Benchmark scores indicate that the Fugu Ultra model stands alongside leading frontier systems despite its orchestration-first design. On the SWE-Bench Pro software engineering benchmark, Fugu Ultra scores 73.7, ahead of Claude Opus 4.8 at 69.2 and GPT-5.5 at 58.6. On LiveCodeBench, Fugu reaches 92.9 and Fugu Ultra 93.2, topping Gemini 3.1 Pro’s 88.5. On Humanity’s Last Exam, a demanding general-knowledge test, Fugu Ultra achieves 50.0, essentially matching Opus 4.8’s 49.8. Sakana notes that Anthropic’s highest-tier models, Claude Fable 5 and Mythos Preview, are not in the Fugu agent pool because they are not publicly accessible, yet Fugu sits “shoulder-to-shoulder” with them on several benchmarks. These results support Sakana’s claim that a coordinated team of models, when routed carefully, can rival or outperform individual frontier models in real-world tasks.

Developer Experience and Pricing: One OpenAI-Compatible API, Many Agents

For developers, one of Fugu Ultra’s major draws is its single OpenAI-compatible API. Instead of wiring multiple models, endpoints, and prompts together by hand, teams interact with one endpoint while Fugu’s internal coordinator handles agent selection and routing. This keeps integration overhead low and makes it easy to slot Fugu into existing applications built around standard LLM APIs. Fugu comes in two tiers: the standard Fugu model for everyday coding and chatbot tasks, and Fugu Ultra for long-horizon workloads like Kaggle competitions, literature reviews, or end-to-end security assessments. Fugu Ultra pricing is set at USD 5 (approx. RM23) per million input tokens and USD 30 (approx. RM138) per million output tokens, with higher rates above a 272K-token context. Subscription plans at USD 20 (approx. RM92), USD 100 (approx. RM460), and USD 200 (approx. RM920) per month offer predictable costs, with a promotional second month free for early subscribers.

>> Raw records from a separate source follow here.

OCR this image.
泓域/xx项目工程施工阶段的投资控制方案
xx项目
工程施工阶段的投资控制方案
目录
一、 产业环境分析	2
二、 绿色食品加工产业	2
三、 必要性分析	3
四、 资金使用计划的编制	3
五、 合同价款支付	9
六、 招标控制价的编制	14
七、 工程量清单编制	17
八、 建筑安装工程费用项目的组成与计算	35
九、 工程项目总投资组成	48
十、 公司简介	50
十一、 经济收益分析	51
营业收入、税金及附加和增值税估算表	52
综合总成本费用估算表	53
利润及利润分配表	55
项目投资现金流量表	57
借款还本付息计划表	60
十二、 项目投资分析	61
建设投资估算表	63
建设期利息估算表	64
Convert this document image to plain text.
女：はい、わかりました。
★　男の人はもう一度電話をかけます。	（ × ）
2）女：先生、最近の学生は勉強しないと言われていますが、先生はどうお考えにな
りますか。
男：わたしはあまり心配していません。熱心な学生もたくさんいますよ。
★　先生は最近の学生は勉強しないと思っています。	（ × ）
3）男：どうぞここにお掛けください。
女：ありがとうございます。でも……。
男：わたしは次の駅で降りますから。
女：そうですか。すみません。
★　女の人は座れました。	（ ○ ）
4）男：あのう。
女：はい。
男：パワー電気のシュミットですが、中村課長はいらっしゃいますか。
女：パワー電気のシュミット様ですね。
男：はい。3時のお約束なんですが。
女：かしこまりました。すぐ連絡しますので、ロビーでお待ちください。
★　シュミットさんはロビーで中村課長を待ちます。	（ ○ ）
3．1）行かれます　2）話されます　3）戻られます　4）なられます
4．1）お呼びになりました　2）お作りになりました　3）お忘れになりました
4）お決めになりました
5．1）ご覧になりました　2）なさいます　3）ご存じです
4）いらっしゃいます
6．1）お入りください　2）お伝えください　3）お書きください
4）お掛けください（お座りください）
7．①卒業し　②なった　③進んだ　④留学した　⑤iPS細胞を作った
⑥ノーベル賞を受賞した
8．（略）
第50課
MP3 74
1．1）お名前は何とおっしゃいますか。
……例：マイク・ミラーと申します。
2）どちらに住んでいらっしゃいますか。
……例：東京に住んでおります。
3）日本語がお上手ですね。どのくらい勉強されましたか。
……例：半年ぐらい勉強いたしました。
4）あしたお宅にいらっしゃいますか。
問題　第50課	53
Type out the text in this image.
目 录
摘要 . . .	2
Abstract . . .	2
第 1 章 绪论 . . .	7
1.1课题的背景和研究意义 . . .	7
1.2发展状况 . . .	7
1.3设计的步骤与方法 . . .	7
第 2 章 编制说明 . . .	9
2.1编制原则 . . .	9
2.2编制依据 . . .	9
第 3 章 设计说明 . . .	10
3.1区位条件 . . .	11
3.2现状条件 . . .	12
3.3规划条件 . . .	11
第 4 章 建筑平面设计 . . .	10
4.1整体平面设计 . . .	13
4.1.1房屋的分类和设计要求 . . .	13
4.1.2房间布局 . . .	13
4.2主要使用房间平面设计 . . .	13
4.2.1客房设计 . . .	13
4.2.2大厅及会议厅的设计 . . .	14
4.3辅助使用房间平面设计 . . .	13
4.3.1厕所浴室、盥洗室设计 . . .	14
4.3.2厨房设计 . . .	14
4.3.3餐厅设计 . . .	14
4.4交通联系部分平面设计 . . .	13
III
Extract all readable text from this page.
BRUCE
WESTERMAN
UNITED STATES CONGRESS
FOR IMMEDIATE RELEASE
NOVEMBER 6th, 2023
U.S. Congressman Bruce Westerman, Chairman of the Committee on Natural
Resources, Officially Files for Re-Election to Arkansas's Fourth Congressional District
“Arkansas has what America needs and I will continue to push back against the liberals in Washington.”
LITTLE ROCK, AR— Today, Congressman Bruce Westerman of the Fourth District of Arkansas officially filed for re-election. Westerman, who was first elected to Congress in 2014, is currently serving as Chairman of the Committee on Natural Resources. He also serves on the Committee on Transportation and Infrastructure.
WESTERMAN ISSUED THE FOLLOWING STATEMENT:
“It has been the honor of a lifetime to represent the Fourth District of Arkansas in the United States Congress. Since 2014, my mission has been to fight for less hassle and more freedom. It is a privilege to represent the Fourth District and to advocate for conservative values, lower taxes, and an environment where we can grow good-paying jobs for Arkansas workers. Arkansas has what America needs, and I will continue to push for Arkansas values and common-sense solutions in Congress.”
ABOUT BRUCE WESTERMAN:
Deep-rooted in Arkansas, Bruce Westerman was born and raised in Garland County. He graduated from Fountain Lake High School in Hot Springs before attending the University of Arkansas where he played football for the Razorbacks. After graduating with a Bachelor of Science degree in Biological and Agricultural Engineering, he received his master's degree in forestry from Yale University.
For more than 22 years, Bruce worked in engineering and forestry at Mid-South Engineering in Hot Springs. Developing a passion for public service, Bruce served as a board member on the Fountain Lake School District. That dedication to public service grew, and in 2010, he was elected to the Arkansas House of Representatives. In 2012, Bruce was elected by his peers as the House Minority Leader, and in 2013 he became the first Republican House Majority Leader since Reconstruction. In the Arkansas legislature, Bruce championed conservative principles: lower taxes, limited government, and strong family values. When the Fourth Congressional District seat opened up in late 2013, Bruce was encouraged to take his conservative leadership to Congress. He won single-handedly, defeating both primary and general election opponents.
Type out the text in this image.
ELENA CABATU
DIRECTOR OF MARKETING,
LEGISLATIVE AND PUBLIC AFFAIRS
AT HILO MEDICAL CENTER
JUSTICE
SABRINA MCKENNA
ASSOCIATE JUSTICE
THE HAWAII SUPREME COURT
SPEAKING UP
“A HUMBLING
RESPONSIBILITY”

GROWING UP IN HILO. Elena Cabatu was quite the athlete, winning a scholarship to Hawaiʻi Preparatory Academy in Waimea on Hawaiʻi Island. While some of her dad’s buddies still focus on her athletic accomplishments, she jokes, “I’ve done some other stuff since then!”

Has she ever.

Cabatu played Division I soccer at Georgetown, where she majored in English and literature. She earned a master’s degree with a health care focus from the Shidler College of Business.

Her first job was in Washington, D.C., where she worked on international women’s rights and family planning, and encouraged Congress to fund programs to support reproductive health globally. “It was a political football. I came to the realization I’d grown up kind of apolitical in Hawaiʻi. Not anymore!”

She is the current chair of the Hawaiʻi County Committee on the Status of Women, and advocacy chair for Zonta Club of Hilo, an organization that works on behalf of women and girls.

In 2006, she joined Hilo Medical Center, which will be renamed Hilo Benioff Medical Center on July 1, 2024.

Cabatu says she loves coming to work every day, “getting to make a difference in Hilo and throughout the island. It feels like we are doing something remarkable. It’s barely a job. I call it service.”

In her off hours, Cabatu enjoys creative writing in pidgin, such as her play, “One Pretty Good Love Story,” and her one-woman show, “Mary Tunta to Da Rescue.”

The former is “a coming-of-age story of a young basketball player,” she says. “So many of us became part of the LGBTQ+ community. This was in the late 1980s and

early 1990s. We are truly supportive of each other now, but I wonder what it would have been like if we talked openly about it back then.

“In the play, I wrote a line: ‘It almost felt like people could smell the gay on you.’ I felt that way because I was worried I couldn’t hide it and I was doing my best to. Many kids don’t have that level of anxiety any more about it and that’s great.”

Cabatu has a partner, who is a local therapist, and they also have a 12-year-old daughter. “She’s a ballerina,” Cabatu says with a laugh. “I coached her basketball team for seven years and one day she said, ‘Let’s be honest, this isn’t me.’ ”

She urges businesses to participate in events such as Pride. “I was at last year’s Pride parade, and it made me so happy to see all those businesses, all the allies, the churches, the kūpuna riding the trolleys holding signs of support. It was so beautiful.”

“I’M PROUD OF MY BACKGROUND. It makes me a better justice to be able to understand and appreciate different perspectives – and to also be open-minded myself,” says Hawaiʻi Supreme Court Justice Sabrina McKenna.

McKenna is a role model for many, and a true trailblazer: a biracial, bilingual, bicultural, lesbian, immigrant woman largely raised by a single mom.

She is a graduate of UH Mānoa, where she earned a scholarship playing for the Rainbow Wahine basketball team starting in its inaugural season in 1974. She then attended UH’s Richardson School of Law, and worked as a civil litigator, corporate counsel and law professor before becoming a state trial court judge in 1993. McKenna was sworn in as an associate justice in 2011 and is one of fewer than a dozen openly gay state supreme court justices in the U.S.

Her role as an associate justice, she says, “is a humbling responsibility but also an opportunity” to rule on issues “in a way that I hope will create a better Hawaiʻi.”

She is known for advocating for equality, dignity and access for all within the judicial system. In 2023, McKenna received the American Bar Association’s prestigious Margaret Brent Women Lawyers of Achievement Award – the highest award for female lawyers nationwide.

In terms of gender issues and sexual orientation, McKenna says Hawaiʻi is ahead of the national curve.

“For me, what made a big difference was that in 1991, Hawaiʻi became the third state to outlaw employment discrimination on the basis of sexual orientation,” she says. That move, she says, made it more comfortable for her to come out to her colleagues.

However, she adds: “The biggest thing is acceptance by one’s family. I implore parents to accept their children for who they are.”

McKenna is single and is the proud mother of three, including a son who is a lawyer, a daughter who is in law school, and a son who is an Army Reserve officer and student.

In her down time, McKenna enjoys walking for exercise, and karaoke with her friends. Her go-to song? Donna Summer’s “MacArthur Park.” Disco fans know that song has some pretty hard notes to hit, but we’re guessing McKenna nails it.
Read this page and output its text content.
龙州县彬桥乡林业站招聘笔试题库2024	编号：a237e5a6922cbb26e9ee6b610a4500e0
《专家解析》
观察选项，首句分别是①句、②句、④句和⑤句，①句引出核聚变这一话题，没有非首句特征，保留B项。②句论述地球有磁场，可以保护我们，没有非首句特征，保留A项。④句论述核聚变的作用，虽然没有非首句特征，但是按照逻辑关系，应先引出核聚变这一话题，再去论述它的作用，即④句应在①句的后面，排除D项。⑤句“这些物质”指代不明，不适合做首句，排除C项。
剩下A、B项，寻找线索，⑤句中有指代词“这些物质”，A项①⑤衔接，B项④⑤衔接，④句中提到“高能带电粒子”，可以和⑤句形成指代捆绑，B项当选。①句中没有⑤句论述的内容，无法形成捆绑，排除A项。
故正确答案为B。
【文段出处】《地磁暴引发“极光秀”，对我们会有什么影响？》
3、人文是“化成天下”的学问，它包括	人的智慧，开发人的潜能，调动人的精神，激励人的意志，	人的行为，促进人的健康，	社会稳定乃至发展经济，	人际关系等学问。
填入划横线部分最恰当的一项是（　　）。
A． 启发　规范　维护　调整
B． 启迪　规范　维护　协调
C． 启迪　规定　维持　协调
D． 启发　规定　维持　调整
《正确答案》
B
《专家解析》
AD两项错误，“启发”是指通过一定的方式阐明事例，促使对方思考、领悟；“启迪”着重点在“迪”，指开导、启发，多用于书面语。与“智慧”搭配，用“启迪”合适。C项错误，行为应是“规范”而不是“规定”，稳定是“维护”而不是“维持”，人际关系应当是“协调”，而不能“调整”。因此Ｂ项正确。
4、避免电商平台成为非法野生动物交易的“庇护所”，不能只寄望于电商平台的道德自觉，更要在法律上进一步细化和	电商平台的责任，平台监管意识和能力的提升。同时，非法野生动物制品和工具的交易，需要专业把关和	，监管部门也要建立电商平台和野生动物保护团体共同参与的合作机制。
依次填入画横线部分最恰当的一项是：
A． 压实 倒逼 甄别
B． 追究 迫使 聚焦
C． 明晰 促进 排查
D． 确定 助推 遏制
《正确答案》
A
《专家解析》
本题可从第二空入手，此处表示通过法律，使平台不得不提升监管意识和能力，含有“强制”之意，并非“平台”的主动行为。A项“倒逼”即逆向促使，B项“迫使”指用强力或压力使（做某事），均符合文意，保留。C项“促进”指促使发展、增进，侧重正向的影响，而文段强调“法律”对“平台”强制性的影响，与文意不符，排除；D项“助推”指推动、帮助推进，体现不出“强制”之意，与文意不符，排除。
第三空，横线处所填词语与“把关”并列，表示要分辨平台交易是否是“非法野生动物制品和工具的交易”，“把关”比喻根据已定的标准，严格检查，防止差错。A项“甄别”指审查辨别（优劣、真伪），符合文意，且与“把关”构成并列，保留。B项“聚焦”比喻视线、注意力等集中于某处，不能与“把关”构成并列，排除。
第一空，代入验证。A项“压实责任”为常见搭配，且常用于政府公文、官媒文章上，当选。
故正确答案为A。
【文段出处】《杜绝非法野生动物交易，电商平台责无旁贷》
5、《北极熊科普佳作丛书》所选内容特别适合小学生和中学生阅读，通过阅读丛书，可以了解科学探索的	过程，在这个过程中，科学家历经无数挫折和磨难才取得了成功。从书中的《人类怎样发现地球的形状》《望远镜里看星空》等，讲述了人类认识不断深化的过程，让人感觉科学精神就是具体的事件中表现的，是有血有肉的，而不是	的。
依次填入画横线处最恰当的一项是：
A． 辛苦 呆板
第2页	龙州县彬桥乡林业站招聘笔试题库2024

Strategic Shift: Efficiency, Vendor Flexibility, and AI Sovereignty

Sakana AI positions Fugu Ultra as evidence that the next phase of AI competition may favor efficiency and orchestration over raw scale. By coordinating multiple models, enterprises can reach frontier-level performance while retaining control over which providers participate in the pool, a useful feature for teams with data residency or compliance constraints. Vendor flexibility becomes a selling point rather than an afterthought. Fugu Ultra’s multi-agent AI orchestration also fits into Sakana’s broader argument for AI sovereignty: organizations gain a resilient AI layer that is less exposed to single-vendor outages, policy shifts, or export controls. As frontier labs race to build larger and more expensive models, systems like Fugu Ultra show that careful AI model coordination, grounded in research and delivered through familiar APIs, can give smaller players a credible way to compete at the top of the market.